“Haneul,” he hissed under his breath.
“What?” Haneul said, all innocence, piling his plate with strawberries and a croissant the size of his face. “I’m glowing. You’re limping. Why hide it?”
“You’re not glowing,” Seungho growled, dabbing coffee off his lapel. “You’re radiating threats to national stability. And you are a man for the love of—”
From the next table, one junior associate leaned over to whisper, “CEO Yeol… you’re up late.”
And Haneul—without pause, without shame—flashed them a radiant smile and said:
“That’s because some of us were up being thoroughly reorganized.”
Seungho choked.
The table fell into stunned silence—then a few nervous coughs and shifting of cutlery.

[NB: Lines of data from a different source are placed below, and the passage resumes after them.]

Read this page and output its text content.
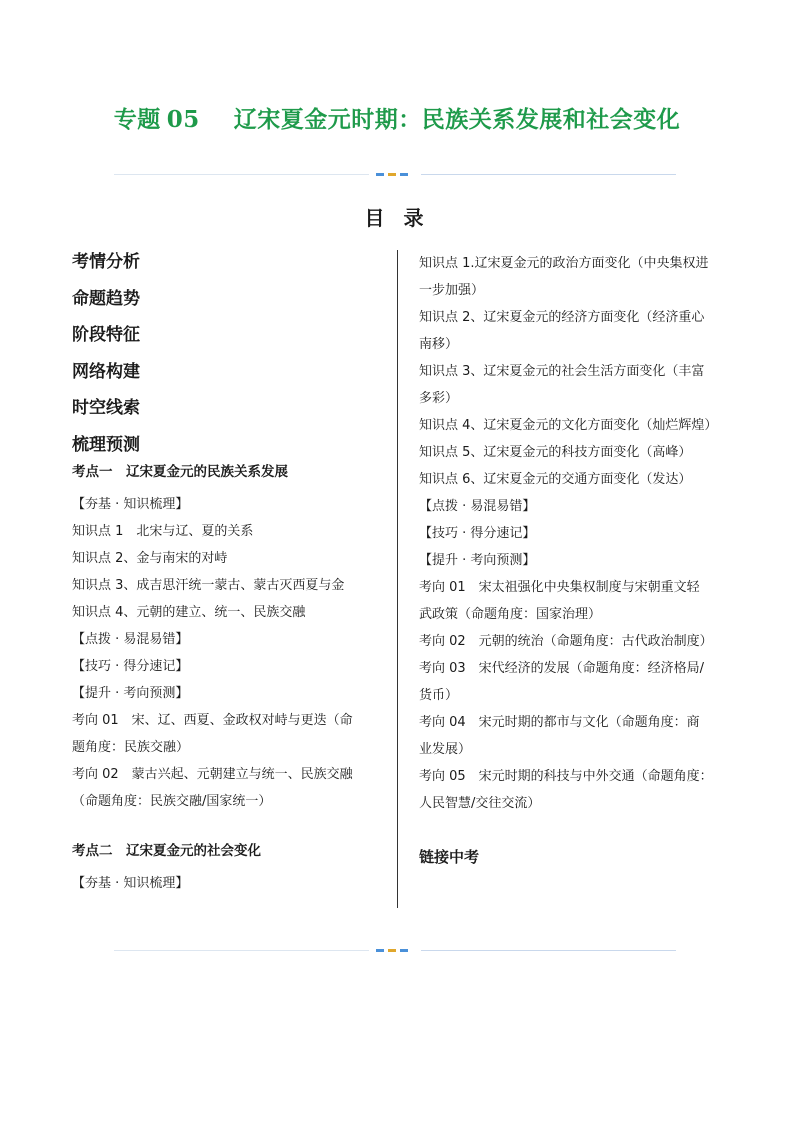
专题 05 辽宋夏金元时期：民族关系发展和社会变化
目 录
考情分析
命题趋势
阶段特征
网络构建
时空线索
梳理预测
考点一　辽宋夏金元的民族关系发展
【夯基 · 知识梳理】
知识点 1　北宋与辽、夏的关系
知识点 2、金与南宋的对峙
知识点 3、成吉思汗统一蒙古、蒙古灭西夏与金
知识点 4、元朝的建立、统一、民族交融
【点拨 · 易混易错】
【技巧 · 得分速记】
【提升 · 考向预测】
考向 01　宋、辽、西夏、金政权对峙与更迭（命
题角度：民族交融）
考向 02　蒙古兴起、元朝建立与统一、民族交融
（命题角度：民族交融/国家统一）
考点二　辽宋夏金元的社会变化
【夯基 · 知识梳理】
知识点 1.辽宋夏金元的政治方面变化（中央集权进
一步加强）
知识点 2、辽宋夏金元的经济方面变化（经济重心
南移）
知识点 3、辽宋夏金元的社会生活方面变化（丰富
多彩）
知识点 4、辽宋夏金元的文化方面变化（灿烂辉煌）
知识点 5、辽宋夏金元的科技方面变化（高峰）
知识点 6、辽宋夏金元的交通方面变化（发达）
【点拨 · 易混易错】
【技巧 · 得分速记】
【提升 · 考向预测】
考向 01　宋太祖强化中央集权制度与宋朝重文轻
武政策（命题角度：国家治理）
考向 02　元朝的统治（命题角度：古代政治制度）
考向 03　宋代经济的发展（命题角度：经济格局/
货币）
考向 04　宋元时期的都市与文化（命题角度：商
业发展）
考向 05　宋元时期的科技与中外交通（命题角度：
人民智慧/交往交流）
链接中考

Haneul took a bite of pineapple like a saint.
??????
Ten minutes later, Seungho dragged Haneul to the beach.
It was meant to be a treat.
Instead—
The moment they stepped onto the sand, Haneul froze.
Sniffed.
Wrinkled his nose.
“What is that putrid smell again?”
“That,” Seungho said patiently, “is the ocean.”
Haneul stared at the sand. “I want to die.”
Seungho chuckled and kept walking.
A gull screamed overhead.
Haneul flinched like it’d fired a gun.
The wind tore at his linen pants. A fleck of wet sand hit his ankle.
“WHAT THE FUCK—” he screamed, slapping at himself. “IS THAT—AN INSECT??”
“It’s sand.”
“NO IT BIT ME.”
A tiny dark speck skittered past his foot.
Haneul howled, grabbed a slipper, and chased it across the beach like a war. People watched. Children pointed. One tourist recorded it.
Seungho’s phone buzzed. Jaewan.
He answered, stepping out of splash range. “Yeah?”